Funcionários da Bamin circulam no Lote 45. Foto enviada pelo Whatsaap.

Ontem o BG publicou, com exclusividade, que a justiça determinou a suspensão das obras do Porto Sul, pois o Governo do Estado e a Bamin querem iniciar o empreendimento sem antes fazer as devidas indenizações às famílias que perderão os imóveis (veja aqui).

Segundo o advogado Luciano Demaria, o processo de desapropriação das áreas onde o Porto Sul será construído já completou 7 anos.  Na visão dele, as famílias do “Lote 45”, nas proximidades de Aritaguá, “estão sendo enroladas” pelo Governo do Estado.

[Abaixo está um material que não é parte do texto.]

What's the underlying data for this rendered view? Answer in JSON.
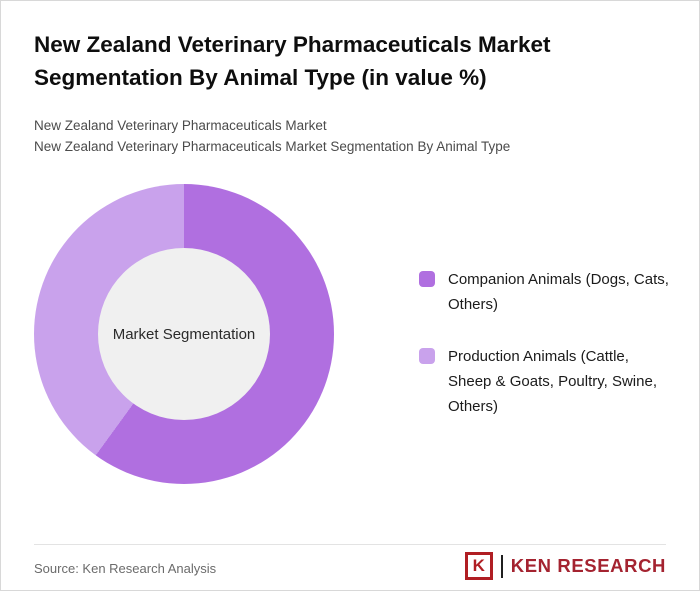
{
  "header": {
    "title_line1": "New Zealand Veterinary Pharmaceuticals Market",
    "title_line2": "Segmentation By Animal Type (in value %)",
    "subtitle_line1": "New Zealand Veterinary Pharmaceuticals Market",
    "subtitle_line2": "New Zealand Veterinary Pharmaceuticals Market Segmentation By Animal Type"
  },
  "chart_data": {
    "type": "pie",
    "subtype": "donut",
    "title": "New Zealand Veterinary Pharmaceuticals Market Segmentation By Animal Type (in value %)",
    "center_label": "Market Segmentation",
    "start_angle_deg": 0,
    "legend_position": "right",
    "series": [
      {
        "name": "Companion Animals (Dogs, Cats, Others)",
        "value": 60,
        "color": "#b06fe0"
      },
      {
        "name": "Production Animals (Cattle, Sheep & Goats, Poultry, Swine, Others)",
        "value": 40,
        "color": "#c9a2ec"
      }
    ],
    "hole_color": "#f0f0f0"
  },
  "footer": {
    "source": "Source: Ken Research Analysis",
    "logo_icon_letter": "K",
    "logo_text": "KEN RESEARCH"
  }
}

Os proprietários, segundo Demaria, foram avisados que no momento oportuno receberiam as indenizações pelas áreas e benfeitorias realizadas. Na iminência do início das obras, o governo decidiu “inovar” por meio de um parecer que torna as terras devolutas, ou seja, de propriedade do próprio governo estadual.

Os verdadeiros proprietários estão nessa área há mais de 40 anos. As terras são tituladas no registro imobiliário de Ilhéus, portanto, segundo Demaria, não há qualquer fundamento no parecer do governo. O objetivo é prejudicar 61 famílias humildes que vivem no entorno do empreendimento.

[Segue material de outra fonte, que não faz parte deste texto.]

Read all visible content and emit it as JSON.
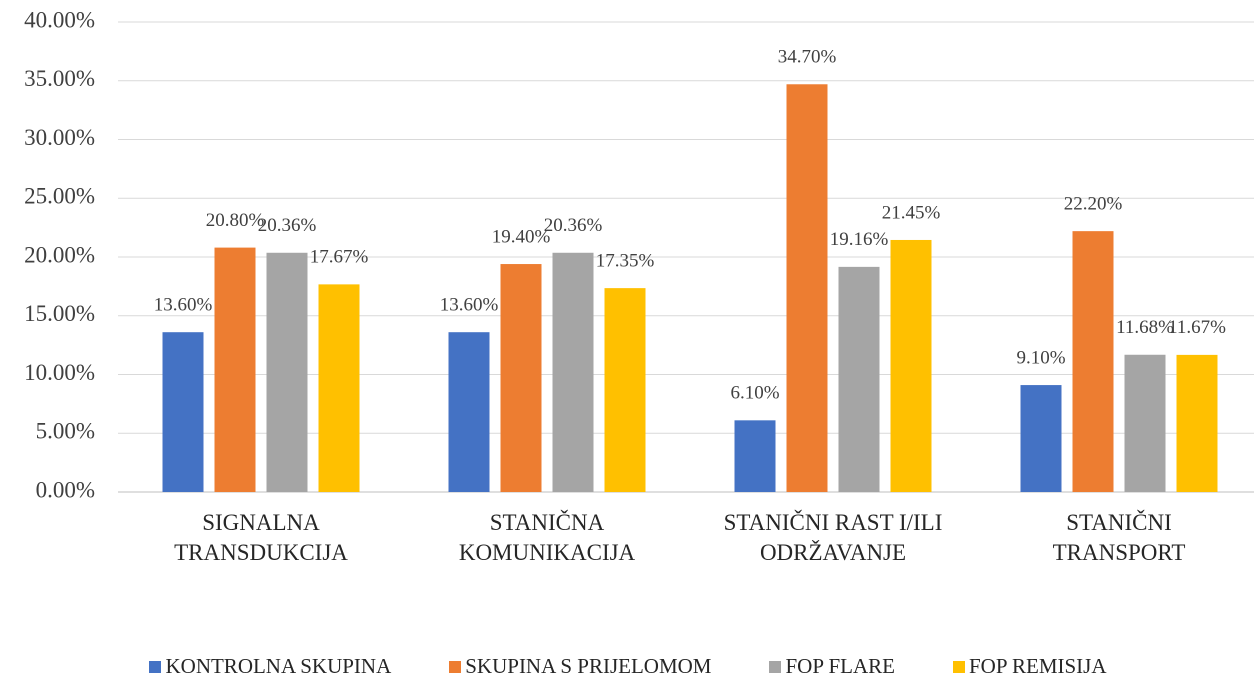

O advogado afirma que o governo estadual e a empresa Bahia Mineração invadiram os imóveis há cerca de 10 dias. A liminar do juiz Alex Venicius Miranda determinou a suspensão das obras até a audiência de justificação (marcada para o dia 27 de agosto deste ano), pois as famílias que lá residem possuem legitimidade para receber as indenizações.

Demaria também questiona a precificação das avaliações realizadas, “muito aquém dos valores justos e de mercado” e diz que as áreas vizinhas ao “Lote 45” (que também faziam parte da Fazenda Olandi) e em outras propriedades onde as indenizações serão bem maiores, o governo manifesta a intenção de pagar.

“Não se admite que um governo estadual reeleito pelo povo lese no primeiro momento justamente as famílias menos favorecidas. O governo arrumou uma saída jurídica absurda no sentido de invadir áreas que têm proprietários e começar as obras”, afirmou o advogado.